The 7 Biggest Beginner’s Copywriting Blunders & How To Fix Them Fast


Failure to understand your reader. This is probably the most common mistake I encounter. You must know who your reader really is. What is their life like? What do they think about all day long? What language do your readers use to describe their problems, specifically the problem you’re addressing in your copy? And when I say “language”, I don’t mean Spanish, English, etc. I mean what words do they use to describe their problems? How do they talk about that? Most importantly, what are their fears, frustrations, and anxieties? Know the answers — and write these words and phrases into your copy.
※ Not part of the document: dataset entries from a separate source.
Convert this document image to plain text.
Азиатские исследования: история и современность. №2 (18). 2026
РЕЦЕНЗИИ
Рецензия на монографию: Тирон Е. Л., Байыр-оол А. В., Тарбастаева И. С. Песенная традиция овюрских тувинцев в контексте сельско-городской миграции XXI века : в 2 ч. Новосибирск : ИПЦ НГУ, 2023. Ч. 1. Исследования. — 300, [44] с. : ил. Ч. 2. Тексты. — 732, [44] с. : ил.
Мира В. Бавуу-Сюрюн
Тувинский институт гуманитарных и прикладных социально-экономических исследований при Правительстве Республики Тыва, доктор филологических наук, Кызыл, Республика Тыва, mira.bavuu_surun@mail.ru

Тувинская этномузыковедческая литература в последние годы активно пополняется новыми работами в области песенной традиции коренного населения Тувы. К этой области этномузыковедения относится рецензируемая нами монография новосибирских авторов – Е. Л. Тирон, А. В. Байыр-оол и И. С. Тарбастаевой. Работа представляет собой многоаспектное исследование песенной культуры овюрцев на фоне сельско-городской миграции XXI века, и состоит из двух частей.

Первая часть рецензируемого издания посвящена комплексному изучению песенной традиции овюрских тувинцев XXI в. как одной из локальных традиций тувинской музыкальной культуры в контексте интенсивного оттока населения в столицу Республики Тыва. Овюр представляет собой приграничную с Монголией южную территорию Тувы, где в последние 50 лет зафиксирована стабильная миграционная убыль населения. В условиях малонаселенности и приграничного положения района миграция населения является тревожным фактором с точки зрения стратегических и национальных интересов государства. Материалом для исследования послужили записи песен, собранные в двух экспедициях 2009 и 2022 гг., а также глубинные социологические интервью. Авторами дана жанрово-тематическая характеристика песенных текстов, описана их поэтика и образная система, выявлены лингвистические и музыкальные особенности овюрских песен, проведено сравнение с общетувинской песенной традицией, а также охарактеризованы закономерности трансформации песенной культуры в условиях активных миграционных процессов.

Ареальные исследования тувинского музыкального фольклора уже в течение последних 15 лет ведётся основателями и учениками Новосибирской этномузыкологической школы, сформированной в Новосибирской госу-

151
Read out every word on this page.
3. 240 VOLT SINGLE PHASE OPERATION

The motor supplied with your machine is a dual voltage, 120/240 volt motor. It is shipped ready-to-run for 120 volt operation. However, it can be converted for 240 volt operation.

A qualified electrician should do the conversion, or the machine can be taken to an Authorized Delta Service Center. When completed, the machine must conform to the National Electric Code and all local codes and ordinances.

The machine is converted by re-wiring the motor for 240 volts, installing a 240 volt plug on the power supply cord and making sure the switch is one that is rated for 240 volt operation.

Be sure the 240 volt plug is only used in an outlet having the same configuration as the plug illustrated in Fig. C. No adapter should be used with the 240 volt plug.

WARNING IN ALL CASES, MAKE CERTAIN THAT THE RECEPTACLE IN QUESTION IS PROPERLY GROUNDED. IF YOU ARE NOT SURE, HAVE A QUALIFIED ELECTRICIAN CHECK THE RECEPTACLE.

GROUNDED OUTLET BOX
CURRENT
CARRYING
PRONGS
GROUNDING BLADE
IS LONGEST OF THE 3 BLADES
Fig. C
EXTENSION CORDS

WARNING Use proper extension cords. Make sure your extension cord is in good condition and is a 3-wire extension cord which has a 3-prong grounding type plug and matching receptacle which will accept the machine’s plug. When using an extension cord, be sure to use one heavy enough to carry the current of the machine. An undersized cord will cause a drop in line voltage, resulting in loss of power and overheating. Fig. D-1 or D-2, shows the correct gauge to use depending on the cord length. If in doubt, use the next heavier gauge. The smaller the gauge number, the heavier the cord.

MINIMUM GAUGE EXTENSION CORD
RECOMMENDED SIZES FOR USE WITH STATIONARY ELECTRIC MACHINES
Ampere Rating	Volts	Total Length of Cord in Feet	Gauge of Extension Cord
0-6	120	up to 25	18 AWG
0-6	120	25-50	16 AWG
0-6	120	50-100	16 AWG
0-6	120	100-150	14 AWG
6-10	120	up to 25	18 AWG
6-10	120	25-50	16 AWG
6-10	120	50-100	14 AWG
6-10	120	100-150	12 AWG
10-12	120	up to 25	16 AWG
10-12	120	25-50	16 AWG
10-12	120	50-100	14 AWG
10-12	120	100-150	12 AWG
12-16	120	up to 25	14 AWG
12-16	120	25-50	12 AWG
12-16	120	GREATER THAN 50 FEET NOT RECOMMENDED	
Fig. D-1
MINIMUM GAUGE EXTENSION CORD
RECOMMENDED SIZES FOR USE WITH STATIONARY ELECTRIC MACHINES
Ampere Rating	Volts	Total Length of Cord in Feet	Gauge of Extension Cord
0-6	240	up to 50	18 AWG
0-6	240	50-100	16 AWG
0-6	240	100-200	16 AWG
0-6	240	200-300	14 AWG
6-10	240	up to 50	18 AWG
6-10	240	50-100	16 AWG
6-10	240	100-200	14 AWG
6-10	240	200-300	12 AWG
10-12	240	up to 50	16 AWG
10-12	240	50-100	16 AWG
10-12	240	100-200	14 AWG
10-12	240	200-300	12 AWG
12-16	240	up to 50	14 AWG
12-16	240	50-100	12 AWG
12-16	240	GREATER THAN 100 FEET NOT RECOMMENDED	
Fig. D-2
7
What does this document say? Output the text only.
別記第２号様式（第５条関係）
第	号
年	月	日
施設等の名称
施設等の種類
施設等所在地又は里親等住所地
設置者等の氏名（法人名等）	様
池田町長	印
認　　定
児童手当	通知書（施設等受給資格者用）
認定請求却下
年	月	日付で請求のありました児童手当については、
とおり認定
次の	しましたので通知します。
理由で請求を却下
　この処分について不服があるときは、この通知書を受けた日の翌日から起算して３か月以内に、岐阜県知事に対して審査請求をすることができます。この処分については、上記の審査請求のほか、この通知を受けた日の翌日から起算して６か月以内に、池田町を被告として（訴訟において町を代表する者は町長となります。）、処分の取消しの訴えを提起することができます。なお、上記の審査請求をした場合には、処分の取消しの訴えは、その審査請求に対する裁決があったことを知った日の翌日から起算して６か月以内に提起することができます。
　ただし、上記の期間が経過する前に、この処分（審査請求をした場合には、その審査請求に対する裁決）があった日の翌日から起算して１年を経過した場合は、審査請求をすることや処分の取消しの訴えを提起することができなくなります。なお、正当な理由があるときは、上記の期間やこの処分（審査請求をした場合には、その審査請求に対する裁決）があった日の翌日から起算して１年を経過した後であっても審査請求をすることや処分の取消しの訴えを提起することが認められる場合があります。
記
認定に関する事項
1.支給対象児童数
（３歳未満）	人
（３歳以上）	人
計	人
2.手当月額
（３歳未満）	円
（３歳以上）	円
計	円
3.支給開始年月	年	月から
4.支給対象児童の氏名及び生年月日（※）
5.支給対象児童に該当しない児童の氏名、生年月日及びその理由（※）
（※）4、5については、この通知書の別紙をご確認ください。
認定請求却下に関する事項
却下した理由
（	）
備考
  1. Failure to understand your objective. As ridiculous as it sounds, copywriters often are not clear on what the objective of their copy actually is. You must know the answer to this question: what is my Most Wanted Response? What is the one thing I want my reader to do as a consequence of reading this copy? Let the clear definition of your Most Wanted Response inform every sentence you write.
  2. Big words. If you use a lot of big words, you may impress your friends (especially your writer friends), but you will not impress your readers. At best, you will confuse them. At worst, you will drive them away. Eschew obfuscation. (Use small words.)
  3. Long sentences. The attention span of today’s reader is very short. You must make your writing “skimmable, scannable, and scrollable”. Short sentences get read. Long sentences do not. Write short sentences.
  4. Long paragraphs. Everything I just said about sentences applies to paragraphs. One additional reason to write short paragraphs… most people are not happy when they see a large block of text on the page. They skip it. Write short paragraphs.
  5. Writing in the passive voice. This is one of the more difficult concepts to get across. But once you understand it, your writing will improve. In an “active” sentence, the subject is doing the action. For example, “Bob likes ice cream.” Bob is the subject of the sentence, and he is the one doing the action-he likes ice cream, which is the object of the sentence.
  6. In a passive sentence, the object actually becomes the subject. For example, using our previous sentence, we can make it passive by writing it this way: “Ice cream is liked by Bob.” The reason this sentence feels weaker, and even a little weird, is because “ice cream” is now the subject, but “ice cream” isn’t doing anything (except receiving Bob’s adoration).
  7. Not asking for the “sale”. Often, I run across well-written copy that is missing only one important part: the “call to action”. Even if you’re not selling a product or service, your presumably are trying to change a belief, or encourage someone, or to teach them. In other words, you are trying to get them to do something. The best, fastest, and easiest way to do that is: ask. Ask them to do exactly what you want them to do. Even better, tell them what to do. You don’t have to be rude, but you should be direct and clear. For example, the next section of this article is my own “call to action”…

What to Do Now

I encourage you to try this: take a bit of your existing writing, and use this article as a checklist. If you find any of these 7 blunders in your copy, remove them. Fix them. I think you will find your copy is significantly improved.